Average Annual Compensation for CEOs with a Separate “Insider” Chair 42 Percent More Than for Those with an Independent Outside Chair
ROCKVILLE, MD. (March 9, 2016) – The average annual compensation for chief executive officers of large U.S. corporations varies significantly depending on board leadership structure, according to a report released today by Institutional Shareholder Services.
An ISS analysis of S&P500 companies finds compensation over a three year period was 42 percent higher on average for CEOs that had an insider chairman (excluding those in a combined role), than for CEOs of companies chaired by an independent outsider. CEOs who also held the post of board chair were the next highest group, receiving 29 percent more in average annual compensation compared to CEOs of companies chaired by an independent outsider. Average CEO pay was also sensitive to company revenue, but regressions showed no significant association with other potential explanatory factors, such as indexed shareholder return performance or CEO tenure.

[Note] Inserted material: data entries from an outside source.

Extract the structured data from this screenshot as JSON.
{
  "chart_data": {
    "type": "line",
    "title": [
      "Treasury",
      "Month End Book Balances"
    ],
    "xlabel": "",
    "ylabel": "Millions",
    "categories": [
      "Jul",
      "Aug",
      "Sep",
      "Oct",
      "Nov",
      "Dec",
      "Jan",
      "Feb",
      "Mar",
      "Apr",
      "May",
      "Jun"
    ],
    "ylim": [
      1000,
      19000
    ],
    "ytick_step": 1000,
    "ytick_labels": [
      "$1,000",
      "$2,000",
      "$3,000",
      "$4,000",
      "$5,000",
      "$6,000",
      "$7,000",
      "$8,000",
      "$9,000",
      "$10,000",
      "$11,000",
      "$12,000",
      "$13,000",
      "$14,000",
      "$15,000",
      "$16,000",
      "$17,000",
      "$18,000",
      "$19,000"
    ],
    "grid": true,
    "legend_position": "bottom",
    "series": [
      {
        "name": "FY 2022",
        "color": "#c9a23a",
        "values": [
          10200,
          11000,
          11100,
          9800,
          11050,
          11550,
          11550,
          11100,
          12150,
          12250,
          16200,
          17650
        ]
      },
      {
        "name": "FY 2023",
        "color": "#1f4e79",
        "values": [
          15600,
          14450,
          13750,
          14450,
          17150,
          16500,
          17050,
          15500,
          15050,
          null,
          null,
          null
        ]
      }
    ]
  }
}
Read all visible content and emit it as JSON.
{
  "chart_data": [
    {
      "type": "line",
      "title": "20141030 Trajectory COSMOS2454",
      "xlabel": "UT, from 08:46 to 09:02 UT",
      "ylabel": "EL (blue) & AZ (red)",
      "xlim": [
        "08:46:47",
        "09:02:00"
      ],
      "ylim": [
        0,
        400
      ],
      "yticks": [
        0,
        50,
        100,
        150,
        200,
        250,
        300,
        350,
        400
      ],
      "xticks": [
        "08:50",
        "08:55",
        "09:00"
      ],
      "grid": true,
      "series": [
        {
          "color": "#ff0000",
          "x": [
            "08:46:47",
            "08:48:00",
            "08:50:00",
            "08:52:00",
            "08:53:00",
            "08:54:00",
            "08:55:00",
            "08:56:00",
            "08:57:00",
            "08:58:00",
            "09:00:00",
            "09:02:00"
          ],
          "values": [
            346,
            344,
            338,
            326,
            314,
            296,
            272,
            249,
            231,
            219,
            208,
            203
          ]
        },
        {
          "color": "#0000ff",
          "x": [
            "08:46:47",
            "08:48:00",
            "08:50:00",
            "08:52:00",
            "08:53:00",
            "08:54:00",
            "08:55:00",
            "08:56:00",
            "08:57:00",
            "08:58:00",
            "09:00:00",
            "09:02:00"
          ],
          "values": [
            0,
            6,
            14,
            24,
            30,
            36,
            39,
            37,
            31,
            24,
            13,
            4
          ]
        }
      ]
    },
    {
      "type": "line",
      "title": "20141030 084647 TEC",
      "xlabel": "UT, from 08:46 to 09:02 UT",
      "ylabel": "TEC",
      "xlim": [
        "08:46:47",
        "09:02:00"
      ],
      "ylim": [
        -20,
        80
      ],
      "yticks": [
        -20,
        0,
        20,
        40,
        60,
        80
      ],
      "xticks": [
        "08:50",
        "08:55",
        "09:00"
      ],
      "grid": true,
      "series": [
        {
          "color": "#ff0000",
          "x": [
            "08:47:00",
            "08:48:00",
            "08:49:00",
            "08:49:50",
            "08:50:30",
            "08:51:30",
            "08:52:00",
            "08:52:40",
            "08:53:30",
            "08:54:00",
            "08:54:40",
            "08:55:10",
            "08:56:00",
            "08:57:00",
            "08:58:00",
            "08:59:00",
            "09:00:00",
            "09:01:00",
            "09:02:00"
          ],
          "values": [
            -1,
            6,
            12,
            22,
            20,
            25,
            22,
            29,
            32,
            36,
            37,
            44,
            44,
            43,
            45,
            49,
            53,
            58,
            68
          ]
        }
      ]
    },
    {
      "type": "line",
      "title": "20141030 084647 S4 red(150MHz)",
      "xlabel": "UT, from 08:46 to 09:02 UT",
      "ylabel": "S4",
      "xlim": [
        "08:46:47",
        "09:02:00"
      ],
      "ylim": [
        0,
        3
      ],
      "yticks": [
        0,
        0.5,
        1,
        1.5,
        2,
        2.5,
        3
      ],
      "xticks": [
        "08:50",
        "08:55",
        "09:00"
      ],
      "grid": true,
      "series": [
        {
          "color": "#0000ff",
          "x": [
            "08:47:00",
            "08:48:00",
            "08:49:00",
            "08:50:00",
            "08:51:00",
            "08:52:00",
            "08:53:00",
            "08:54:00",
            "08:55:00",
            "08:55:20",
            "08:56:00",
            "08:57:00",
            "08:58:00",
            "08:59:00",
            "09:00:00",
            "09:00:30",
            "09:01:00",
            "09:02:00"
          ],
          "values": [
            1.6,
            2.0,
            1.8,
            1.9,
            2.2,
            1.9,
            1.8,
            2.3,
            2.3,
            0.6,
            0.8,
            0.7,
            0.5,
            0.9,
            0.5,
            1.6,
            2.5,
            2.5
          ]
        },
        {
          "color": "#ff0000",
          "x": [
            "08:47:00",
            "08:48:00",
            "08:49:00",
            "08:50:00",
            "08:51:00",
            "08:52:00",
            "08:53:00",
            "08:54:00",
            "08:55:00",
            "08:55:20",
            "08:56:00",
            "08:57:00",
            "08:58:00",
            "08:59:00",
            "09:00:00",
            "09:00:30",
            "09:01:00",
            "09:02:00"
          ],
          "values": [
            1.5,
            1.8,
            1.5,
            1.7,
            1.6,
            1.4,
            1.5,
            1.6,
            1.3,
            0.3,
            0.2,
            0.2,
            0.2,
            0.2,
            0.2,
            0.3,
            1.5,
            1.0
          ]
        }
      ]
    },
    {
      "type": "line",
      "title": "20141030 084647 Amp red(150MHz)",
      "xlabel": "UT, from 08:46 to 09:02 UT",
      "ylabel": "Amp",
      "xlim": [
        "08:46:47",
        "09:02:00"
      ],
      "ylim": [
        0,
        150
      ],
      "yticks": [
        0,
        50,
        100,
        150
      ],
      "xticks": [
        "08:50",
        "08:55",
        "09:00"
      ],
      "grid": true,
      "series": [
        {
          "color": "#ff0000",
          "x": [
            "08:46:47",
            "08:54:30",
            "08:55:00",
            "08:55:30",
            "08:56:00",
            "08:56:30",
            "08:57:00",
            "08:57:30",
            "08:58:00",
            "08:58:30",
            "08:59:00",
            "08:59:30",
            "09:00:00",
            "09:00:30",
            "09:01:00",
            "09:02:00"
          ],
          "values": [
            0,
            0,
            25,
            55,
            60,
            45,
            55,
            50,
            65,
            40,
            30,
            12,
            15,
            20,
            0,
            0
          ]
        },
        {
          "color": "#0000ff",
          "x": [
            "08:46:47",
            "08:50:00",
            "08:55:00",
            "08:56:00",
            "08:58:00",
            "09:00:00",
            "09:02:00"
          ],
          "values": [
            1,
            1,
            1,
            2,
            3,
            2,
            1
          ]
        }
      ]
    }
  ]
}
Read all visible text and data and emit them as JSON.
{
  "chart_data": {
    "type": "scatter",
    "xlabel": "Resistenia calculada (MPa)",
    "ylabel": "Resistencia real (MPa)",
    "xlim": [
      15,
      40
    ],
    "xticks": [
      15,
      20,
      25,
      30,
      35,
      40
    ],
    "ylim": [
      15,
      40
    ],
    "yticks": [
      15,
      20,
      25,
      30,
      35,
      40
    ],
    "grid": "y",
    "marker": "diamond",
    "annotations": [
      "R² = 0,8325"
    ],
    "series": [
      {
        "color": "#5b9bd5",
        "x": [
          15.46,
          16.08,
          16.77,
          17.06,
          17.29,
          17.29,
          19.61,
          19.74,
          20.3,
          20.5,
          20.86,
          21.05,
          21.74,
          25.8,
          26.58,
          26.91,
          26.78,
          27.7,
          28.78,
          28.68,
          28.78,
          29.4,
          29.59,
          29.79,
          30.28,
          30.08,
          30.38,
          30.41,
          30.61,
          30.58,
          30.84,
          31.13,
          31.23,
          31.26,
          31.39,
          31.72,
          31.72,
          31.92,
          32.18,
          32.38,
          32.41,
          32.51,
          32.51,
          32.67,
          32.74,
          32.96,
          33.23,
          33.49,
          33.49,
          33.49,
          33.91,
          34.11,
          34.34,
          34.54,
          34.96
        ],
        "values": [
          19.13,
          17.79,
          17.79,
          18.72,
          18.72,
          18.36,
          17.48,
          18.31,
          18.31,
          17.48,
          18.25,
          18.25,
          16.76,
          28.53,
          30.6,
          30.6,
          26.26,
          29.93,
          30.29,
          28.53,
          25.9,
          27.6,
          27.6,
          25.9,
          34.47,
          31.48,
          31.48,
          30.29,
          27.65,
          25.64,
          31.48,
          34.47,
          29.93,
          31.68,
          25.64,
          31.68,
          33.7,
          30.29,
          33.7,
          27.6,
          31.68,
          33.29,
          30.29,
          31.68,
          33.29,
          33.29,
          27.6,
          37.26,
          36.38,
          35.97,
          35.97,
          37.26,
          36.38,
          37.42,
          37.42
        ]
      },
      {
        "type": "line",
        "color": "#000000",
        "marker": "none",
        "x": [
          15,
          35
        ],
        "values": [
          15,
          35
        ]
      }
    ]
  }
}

While the number of U.S. companies that combine the top two titles has declined in recent years, the dual role is still the most prevalent leadership structure among S&P 500 companies, according to ISS QuickScore data. For 2015, approximately 51 percent of S&P 500 companies combined the chair and CEO roles, down from approximately 54 percent in 2014.
The fact that, on average, a CEO’s pay is generally higher when that post is held in conjunction with the board chair role or when there is an insider chairman provides some support of views that insiders are not the best monitors of shareholder interests in the board room, at least as measured by CEO pay.
“While many studies have examined the impact of financial, economic, and operational measures on CEO pay, the effect of board leadership structures has to date not been a significant part of the body of analysis,” said Carol Bowie, ISS’ head of Americas research. “These findings suggest that companies with a greater level of independent oversight are able to provide a more effective check on CEO compensation.”